Euromonitor International, a research company recently released a study into Internet access and usage in emerging markets from 2011 to 2020. They focused their attentions on 25 countries, which include only one sub-Saharan African country: South Africa. (See the image associated with their report at the bottom of this entry).
It boggles my mind that organisations around the world continually just ignore the ±35 countries of sub-Saharan Africa. This is the fastest growing demographic region of the world, with nearly as many people as India or China. None of the countries in this region is in economic decline – in fact, many have growth rates above 6%, and a few are in double figures. In some industries, these regions represent the fastest growing markets in the world. And that couldn’t be more true than with telecoms. How could a study like this just ignore Africa, but especially exclude Nigeria and Kenya?

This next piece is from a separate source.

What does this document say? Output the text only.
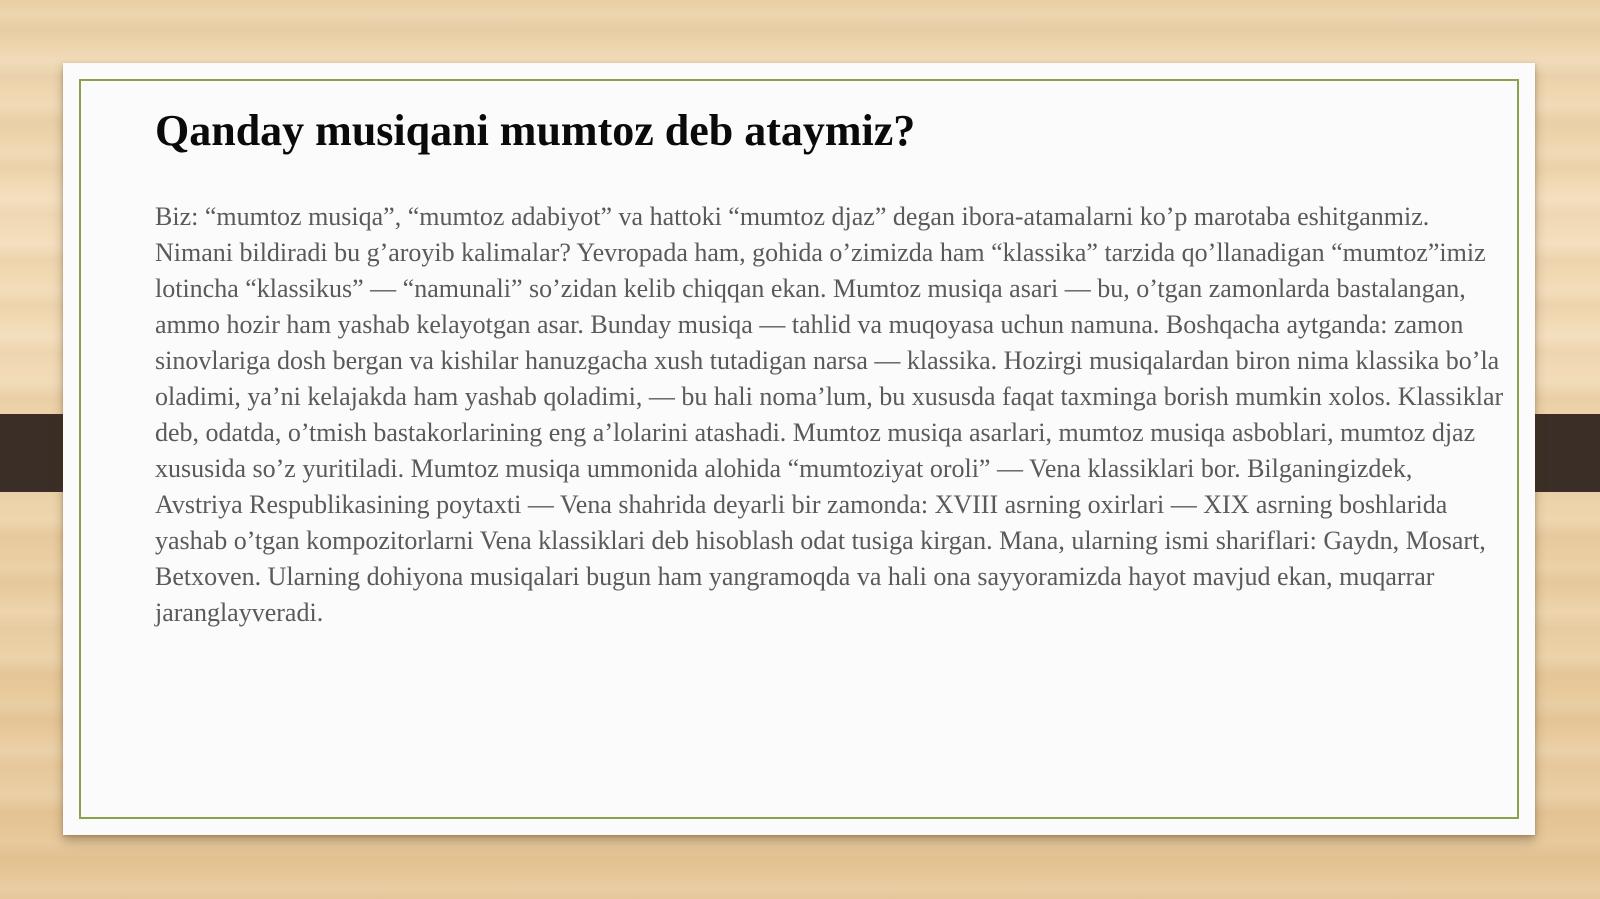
Qanday musiqani mumtoz deb ataymiz?

Biz: “mumtoz musiqa”, “mumtoz adabiyot” va hattoki “mumtoz djaz” degan ibora-atamalarni ko’p marotaba eshitganmiz. Nimani bildiradi bu g’aroyib kalimalar? Yevropada ham, gohida o’zimizda ham “klassika” tarzida qo’llanadigan “mumtoz”imiz lotincha “klassikus” — “namunali” so’zidan kelib chiqqan ekan. Mumtoz musiqa asari — bu, o’tgan zamonlarda bastalangan, ammo hozir ham yashab kelayotgan asar. Bunday musiqa — tahlid va muqoyasa uchun namuna. Boshqacha aytganda: zamon sinovlariga dosh bergan va kishilar hanuzgacha xush tutadigan narsa — klassika. Hozirgi musiqalardan biron nima klassika bo’la oladimi, ya’ni kelajakda ham yashab qoladimi, — bu hali noma’lum, bu xususda faqat taxminga borish mumkin xolos. Klassiklar deb, odatda, o’tmish bastakorlarining eng a’lolarini atashadi. Mumtoz musiqa asarlari, mumtoz musiqa asboblari, mumtoz djaz xususida so’z yuritiladi. Mumtoz musiqa ummonida alohida “mumtoziyat oroli” — Vena klassiklari bor. Bilganingizdek, Avstriya Respublikasining poytaxti — Vena shahrida deyarli bir zamonda: XVIII asrning oxirlari — XIX asrning boshlarida yashab o’tgan kompozitorlarni Vena klassiklari deb hisoblash odat tusiga kirgan. Mana, ularning ismi shariflari: Gaydn, Mosart, Betxoven. Ularning dohiyona musiqalari bugun ham yangramoqda va hali ona sayyoramizda hayot mavjud ekan, muqarrar jaranglayveradi.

To be fair, they probably simply used one of the standard definitions of “emerging market“. These apply to countries with rapid growth and industrialisation. But the world is moving so quickly right now that this term is obviously out-of-date. Wikipedia does a great synthesis of the various “official” definitions, and 44 countries emerge on their list. Other economist suggest as many as 81 countries now fit the definition – for example, Forbes.
So, it might just have been laziness, but the Euromonitor research excluded the world’s fastest growing mobile phone market – Nigeria – when looking to assess Internet and data usage over the next decade. You’d struggle to imagine that in 2020 we’ll look back at this report and say they were correct to just ignore Africa.
Too many companies are doing just that. And they’ll kick themselves at the end of this decade. But, then, they probably were ignoring South East Asia about two decades ago, so they have some form in this department.
My simple message: stop ignoring Africa. It is the last frontier.